The Mo Ibrahim Prize for Achievement in African Leadership will be awarded to a former African executive Head of State or Government who has demonstrated excellence in African leadership. Unprecedented in its scale and scope, the Mo Ibrahim Prize consists of US$ 5 million over 10 years and US$ 200,000 annually for life thereafter. A further US$ 200,000 per year for good causes espoused by the winner may be granted by the Foundation during the first ten years.

The first winner of the Mo Ibrahim Prize will be selected by a Prize Committee, comprised of:

  • Kofi Annan, former United Nations Secretary-General
  • Martti Ahtisaari, former UN Special Representative for Namibia and former President of Finland
  • Aïcha Bah Diallo, former Minister of Education in Guinea and Special Adviser to the Director-General of UNESCO
  • Ngozi Okonjo-Iweala, former Minister of Finance and former Minister of External Affairs of Nigeria
  • Mary Robinson, former President of Ireland and former UN High Commissioner for Human Rights (and board member of the Foundation)
  • Salim Ahmed Salim, former Prime Minister of Tanzania and former Secretary-General of the Organisation of African Unity (and board member of the Foundation)

It is the largest prize in the world. But it is shrewd. The idea is that such riches are on offer for those who govern well to remove the necessity/temptation to feather one’s own nest.

It was awarded last Autumn to President Joaquim Chissano, former president of Mozambique. The citation is especially revealing, by way of contrast to the Kenyan situation, and I fear the Ugandan in the not too distant future.

  • President Chissano’s achievements in bringing peace, reconciliation, stable democracy and economic progress to his country greatly impressed the committee. So, too, did his decision to step down without seeking the third term the constitution allowed. President Chisssano took office after winning his country’s first multi-party elections in 1994. The historic elections were held just two years after he had helped the country end, through negotiations, the 16-year civil war which had devastated Mozambique, left thousands dead and forced many to flee their homes. He led a country whose infrastructure and economy were ruined, its society deeply divided and which suffered from sever natural disasters.
  • Huge challenges remain but, under his two terms, Mozambique established a stable economy with robust growth and increased foreign direct investment. Its economy has been one of Africa’s emerging success stories.
  • Although Mozambique remains one of the poorest countries in the world, poverty levels have fallen. The poverty reduction programmes also saw, from a low base, an increase in the number of children in education and improvements in health care. In addition, women were empowered to participate in the political and economic life of the country.

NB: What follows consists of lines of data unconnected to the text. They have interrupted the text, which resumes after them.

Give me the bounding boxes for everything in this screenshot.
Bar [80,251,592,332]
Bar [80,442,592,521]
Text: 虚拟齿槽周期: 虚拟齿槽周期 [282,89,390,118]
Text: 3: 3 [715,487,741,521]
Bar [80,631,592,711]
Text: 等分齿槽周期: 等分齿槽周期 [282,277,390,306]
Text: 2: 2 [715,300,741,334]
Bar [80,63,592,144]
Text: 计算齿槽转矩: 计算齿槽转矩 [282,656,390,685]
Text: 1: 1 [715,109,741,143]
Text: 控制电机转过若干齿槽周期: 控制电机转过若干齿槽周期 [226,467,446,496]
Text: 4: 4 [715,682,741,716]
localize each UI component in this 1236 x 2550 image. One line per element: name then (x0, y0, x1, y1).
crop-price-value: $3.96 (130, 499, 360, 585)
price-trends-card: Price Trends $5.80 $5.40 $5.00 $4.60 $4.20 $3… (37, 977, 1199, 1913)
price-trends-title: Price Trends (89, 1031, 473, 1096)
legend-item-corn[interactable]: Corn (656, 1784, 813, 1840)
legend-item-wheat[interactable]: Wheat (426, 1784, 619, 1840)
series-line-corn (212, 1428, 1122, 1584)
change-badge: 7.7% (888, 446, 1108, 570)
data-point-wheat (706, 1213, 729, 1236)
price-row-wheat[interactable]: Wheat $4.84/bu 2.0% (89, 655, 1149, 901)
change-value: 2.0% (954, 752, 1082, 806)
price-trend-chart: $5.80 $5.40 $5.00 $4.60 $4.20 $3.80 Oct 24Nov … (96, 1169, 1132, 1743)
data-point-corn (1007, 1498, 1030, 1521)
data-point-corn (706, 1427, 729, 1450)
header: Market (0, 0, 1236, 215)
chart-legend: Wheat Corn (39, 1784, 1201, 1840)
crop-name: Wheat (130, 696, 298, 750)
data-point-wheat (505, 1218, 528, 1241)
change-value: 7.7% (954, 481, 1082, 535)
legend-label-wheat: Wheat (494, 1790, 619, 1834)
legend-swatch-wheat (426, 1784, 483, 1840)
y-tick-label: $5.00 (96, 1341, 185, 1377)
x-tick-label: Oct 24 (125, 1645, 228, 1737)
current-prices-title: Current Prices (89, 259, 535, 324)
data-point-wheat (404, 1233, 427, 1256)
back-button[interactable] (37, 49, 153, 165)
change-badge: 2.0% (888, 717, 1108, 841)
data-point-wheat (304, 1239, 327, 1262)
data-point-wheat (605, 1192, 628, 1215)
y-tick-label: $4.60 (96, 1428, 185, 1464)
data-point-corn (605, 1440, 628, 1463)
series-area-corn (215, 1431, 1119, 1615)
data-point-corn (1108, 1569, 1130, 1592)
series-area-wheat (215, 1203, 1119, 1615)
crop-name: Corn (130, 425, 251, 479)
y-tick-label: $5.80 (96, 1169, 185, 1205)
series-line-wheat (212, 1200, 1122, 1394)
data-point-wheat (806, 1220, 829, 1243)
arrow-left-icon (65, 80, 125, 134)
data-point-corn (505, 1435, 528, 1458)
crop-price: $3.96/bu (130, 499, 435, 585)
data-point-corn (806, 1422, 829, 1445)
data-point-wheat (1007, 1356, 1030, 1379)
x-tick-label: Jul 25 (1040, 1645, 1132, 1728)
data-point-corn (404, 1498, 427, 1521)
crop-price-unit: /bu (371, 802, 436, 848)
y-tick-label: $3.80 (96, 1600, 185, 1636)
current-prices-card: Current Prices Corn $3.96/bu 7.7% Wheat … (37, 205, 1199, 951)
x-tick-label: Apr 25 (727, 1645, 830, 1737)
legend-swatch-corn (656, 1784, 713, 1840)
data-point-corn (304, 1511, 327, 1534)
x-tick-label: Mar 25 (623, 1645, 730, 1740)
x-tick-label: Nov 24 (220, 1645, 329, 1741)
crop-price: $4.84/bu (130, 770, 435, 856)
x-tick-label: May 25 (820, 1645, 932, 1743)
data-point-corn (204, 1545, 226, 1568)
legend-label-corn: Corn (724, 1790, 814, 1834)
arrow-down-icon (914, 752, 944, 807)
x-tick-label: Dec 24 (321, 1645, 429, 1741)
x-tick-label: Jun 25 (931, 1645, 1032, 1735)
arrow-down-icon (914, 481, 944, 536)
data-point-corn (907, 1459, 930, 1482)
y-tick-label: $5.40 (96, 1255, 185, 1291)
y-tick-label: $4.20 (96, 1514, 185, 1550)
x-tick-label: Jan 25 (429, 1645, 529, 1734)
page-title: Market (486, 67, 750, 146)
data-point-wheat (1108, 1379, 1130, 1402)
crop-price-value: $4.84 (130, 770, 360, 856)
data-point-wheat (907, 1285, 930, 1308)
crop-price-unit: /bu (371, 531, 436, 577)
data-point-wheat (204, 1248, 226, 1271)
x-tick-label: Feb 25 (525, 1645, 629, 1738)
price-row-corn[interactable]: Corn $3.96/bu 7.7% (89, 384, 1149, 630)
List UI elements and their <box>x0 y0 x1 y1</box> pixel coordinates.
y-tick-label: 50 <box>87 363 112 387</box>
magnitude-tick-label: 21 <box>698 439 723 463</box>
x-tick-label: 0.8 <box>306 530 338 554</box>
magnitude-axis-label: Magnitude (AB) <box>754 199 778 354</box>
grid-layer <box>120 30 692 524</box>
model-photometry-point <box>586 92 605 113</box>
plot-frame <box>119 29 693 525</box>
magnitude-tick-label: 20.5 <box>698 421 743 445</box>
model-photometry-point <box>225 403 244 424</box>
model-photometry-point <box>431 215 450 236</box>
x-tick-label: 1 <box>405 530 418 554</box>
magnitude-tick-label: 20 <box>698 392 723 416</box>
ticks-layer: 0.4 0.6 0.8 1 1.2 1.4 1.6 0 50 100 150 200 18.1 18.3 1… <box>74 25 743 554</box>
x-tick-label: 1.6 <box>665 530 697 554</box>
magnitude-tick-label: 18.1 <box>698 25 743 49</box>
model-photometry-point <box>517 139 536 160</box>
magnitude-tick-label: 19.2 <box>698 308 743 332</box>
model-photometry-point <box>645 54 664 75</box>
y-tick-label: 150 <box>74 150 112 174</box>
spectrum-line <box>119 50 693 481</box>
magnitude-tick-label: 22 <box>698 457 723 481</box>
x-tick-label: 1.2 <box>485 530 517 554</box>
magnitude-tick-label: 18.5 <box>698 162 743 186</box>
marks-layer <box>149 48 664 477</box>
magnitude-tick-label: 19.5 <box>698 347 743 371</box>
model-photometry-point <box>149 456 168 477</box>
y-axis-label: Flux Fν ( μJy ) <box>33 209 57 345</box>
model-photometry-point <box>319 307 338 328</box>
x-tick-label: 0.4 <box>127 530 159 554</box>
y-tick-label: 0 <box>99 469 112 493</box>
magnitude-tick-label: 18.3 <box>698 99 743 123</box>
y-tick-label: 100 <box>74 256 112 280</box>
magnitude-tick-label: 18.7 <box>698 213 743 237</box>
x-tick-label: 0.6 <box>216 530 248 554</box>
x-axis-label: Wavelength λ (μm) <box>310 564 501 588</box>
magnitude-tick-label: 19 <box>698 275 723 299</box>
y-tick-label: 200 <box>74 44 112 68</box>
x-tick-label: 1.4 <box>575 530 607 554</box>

Finally, the Foundation offers a very helpful method of accountability – the Ibraham Index of African Governance. Perhaps this will begin to do what governmental bodies like the African Union seem powerless or reluctant to do – hold leaders to account.

 

These are great ideas and the foundation sounds like it is a good thing. But of course, in the end, these are realities that have been the world’s experience since the dawn of time. Which is why we need God to be a God of justice. For when we pray for God to Bless Africa (Nkosi Sikelel’ iAfrika – now the National Anthem of Tanzania, Zambia and South Africa) we are actually praying for him to bring the blessing of his judgment on those who think they got away with it.